Integrated Circuit Cost (集成电路成本)

Yield(良率): proportion of working dies per wafer ( 晶圆上能正常工作的芯片比例 )

\(\text{Cost Per die = }\dfrac{\text{Cost per wafer}}{\text{Dies per wafer}\times \text{Yield}} \quad \text{每个芯片的成本} = \dfrac{\text{每个芯片的成本}}{\text{每个晶圆的芯片数量}\times \text{良率}}\)

\(\text{Dies per wafer} \approx \dfrac{\text{wafer area}}{\text{Die area}} \quad \text{每个芯片的成本} = \dfrac{\text{晶圆面积}}{\text{芯片面积}}\)

\(\text{Yield = }\dfrac{1}{(1+(\text{Defects per area} \times \frac{\text{Die area}}{2}))^2} \quad \text{良率 = }\dfrac{1}{(1+(\text{缺陷密度} \times \frac{\text{单个芯片面积}}{2}))^2}\)

COmputer Performance¶

Response Time and Throughput
1. Response time/ Execution time: 响应时间/执行时间，完成任务所需时间
2. Throughput (bandwidth): 吞吐率
3. 影响因素：增加处理器数量；用更快的处理器
Relative Performance

定义\(\text{Performance} = \dfrac{1}{\text{Execution time}} \Longrightarrow \dfrac{\text{Performance}_X}{\text{Performance}_Y} = \dfrac{\text{Execution time}_Y}{\text{Execution time}_X} = n\)
Measuring Execution Time:
1. Elapsed Time: 总回复时间
2. CPU Time: 对固定任务的总处理时间，由User CPU time 和 System CPU time构成.
  
  \(\text{CPU time} = \text{CPU Clock Cycles} \times \text{Clock Cycle time} = \dfrac{\text{CPU Clock Cycles}}{\text{Clock Rate}}\)
3. 时钟周期：
4. Performance can be improved by reducing number of clock cycles or increasing clock rate. Hardware designer must often trade off clock rate against cycle count (为了提升性能，硬件设计师经常需要在时钟频率和周期数之间做权衡取舍).
IC(Instruction Count) and CPI(Cycles per Instruction)

IC取决于指令集架构. 如果指令集架构相同，那么IC也相同.

CPI是每条指令的平均周期数，大小取决于内存系统、处理器结构等设计细节.

\[\text{clock cycles} = \text{instruction count} \times \text{cycles per instruction}\]

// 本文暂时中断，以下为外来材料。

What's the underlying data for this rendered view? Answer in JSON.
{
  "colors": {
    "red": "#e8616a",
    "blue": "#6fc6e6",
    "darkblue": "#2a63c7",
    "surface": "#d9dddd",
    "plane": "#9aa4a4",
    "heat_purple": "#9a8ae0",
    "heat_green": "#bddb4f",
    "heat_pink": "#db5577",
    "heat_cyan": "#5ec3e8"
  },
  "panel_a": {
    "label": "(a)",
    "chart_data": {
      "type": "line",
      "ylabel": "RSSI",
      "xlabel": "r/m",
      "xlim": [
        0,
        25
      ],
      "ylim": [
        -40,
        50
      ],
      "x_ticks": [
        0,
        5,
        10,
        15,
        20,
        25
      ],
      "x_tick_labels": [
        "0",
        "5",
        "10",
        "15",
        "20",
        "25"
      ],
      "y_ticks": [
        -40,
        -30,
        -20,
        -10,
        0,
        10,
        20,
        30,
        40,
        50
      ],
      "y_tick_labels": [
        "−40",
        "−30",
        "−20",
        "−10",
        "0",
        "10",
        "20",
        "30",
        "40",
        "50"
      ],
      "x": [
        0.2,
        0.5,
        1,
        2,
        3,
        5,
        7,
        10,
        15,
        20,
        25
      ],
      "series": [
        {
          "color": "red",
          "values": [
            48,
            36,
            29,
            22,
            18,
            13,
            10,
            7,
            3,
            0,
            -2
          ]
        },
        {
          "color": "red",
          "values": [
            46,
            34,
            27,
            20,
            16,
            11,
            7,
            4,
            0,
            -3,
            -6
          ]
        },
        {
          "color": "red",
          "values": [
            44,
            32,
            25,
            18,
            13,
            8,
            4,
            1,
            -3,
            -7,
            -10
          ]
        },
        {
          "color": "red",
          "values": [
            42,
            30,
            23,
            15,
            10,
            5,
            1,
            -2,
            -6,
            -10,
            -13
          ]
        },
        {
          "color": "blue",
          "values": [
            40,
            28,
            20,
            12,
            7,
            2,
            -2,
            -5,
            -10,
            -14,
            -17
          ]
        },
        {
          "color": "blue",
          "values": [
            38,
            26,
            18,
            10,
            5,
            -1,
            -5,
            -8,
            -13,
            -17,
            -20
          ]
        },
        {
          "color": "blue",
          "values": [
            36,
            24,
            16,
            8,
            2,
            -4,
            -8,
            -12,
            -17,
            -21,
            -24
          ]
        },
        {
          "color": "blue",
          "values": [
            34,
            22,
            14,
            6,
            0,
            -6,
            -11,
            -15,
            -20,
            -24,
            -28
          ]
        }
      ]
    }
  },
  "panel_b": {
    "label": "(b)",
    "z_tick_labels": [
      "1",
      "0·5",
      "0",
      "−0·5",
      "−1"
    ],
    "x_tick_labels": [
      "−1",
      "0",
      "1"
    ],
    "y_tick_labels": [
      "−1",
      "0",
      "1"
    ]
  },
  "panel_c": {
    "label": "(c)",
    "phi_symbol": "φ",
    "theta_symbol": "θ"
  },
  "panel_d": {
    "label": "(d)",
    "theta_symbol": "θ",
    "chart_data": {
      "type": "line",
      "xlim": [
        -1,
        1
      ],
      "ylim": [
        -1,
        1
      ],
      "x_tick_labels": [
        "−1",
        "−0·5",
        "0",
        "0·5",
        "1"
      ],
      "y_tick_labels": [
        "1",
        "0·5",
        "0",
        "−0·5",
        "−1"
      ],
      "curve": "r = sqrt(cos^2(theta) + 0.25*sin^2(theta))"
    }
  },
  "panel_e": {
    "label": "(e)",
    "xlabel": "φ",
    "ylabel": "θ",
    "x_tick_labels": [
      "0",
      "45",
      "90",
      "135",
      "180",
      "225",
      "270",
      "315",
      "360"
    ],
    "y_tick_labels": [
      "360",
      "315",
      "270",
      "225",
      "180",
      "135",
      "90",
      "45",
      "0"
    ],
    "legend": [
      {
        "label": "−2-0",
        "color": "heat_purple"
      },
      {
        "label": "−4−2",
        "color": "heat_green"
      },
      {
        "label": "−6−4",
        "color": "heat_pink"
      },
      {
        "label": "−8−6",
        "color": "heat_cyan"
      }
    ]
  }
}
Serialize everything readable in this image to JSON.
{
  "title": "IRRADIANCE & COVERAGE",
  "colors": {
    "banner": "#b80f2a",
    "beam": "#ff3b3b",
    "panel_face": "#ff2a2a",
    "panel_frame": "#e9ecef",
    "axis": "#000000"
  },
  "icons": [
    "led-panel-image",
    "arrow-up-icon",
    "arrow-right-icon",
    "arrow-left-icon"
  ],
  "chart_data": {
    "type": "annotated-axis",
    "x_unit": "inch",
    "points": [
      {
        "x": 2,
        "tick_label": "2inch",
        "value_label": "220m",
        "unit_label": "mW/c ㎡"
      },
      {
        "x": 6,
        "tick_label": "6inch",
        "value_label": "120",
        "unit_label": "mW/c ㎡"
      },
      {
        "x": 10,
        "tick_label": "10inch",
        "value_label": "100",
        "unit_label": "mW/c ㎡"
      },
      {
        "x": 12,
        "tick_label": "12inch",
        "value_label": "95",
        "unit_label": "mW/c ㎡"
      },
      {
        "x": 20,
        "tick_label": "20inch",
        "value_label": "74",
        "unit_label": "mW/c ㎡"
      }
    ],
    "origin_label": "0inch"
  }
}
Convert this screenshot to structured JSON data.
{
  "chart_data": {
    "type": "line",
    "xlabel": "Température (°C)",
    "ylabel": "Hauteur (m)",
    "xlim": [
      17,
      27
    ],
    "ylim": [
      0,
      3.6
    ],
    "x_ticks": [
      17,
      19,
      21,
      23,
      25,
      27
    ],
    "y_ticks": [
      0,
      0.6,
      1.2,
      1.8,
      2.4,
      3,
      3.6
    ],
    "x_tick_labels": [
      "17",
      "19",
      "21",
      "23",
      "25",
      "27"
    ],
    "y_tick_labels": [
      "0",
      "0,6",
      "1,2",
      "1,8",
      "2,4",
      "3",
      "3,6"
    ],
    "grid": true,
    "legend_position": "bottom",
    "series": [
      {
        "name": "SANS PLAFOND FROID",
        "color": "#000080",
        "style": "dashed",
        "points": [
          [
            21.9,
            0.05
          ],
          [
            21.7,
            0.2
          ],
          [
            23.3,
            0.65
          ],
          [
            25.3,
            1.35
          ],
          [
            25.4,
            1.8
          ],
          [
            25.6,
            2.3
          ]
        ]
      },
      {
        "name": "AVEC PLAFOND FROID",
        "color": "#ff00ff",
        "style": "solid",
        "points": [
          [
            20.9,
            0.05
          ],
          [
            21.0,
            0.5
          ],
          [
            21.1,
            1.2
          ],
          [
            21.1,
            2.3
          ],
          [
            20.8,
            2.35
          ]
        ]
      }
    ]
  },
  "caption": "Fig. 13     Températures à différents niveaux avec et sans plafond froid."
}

\[\Longrightarrow \text{CPU time} = \text{instruction count} \times \text{CPI} \times \text{clock cycle time} = \dfrac{\text{instruction count} \times \text{CPI}}{\text{clock rate}}\]

简记：

\[\text{CPU_T} = \text{IC} \times \text{CPI} \times \text{cct} \quad \text{cc} = \text{IC} \times \text{CPI} \]

如果CPU执行多种类型的指令，上面的公式修正为加权模式：

\[\text{CPU Clock Cycles} = \sum\limits_{i = 1}^n (\text{CPI}_i \times \text{Instruction Count}_i)\]

对性能的概括：

\[\text{CPU Time} = \dfrac{\text{Instructions}}{\text{Program}} \dfrac{\text{Clock Cycles}}{\text{Instruction}} \dfrac{\text{Seconds}}{\text{Clock Cycle}}\]

影响因素：
1. 算法，影响IC，可能还会影响CPI；
2. Programming Language，影响IC和CPI；
3. Compiler，影响IC和CPI；
4. ISA，影响IC,CPI,\(T_C\)；
阿姆达尔定律(Amdahl's Law)

用于计算系统某一部分性能提升后对整体性能的影响。

\[T_{\text{improved}} = \dfrac{\text{improvement factor}}{T_{\text{affected}}} + T_{\text{unaffected}}\]

系统整体性能的提升受限于系统中未被改进部分的性能. * MIPS: 百万指令数每秒(Millions of Instructions Per Second, MIPS)

\[\text{MIPS} = \dfrac{\text{Instruction Count}}{\text{Execution Time}\times 10^6 } = \dfrac{\text{Instruction Count}}{\dfrac{\text{Instruction Count} \times \text{CPI}}{\text{Clock rate}} \times 10^6} = \dfrac{\text{Clock Rate}}{CPI \times 10^6}\]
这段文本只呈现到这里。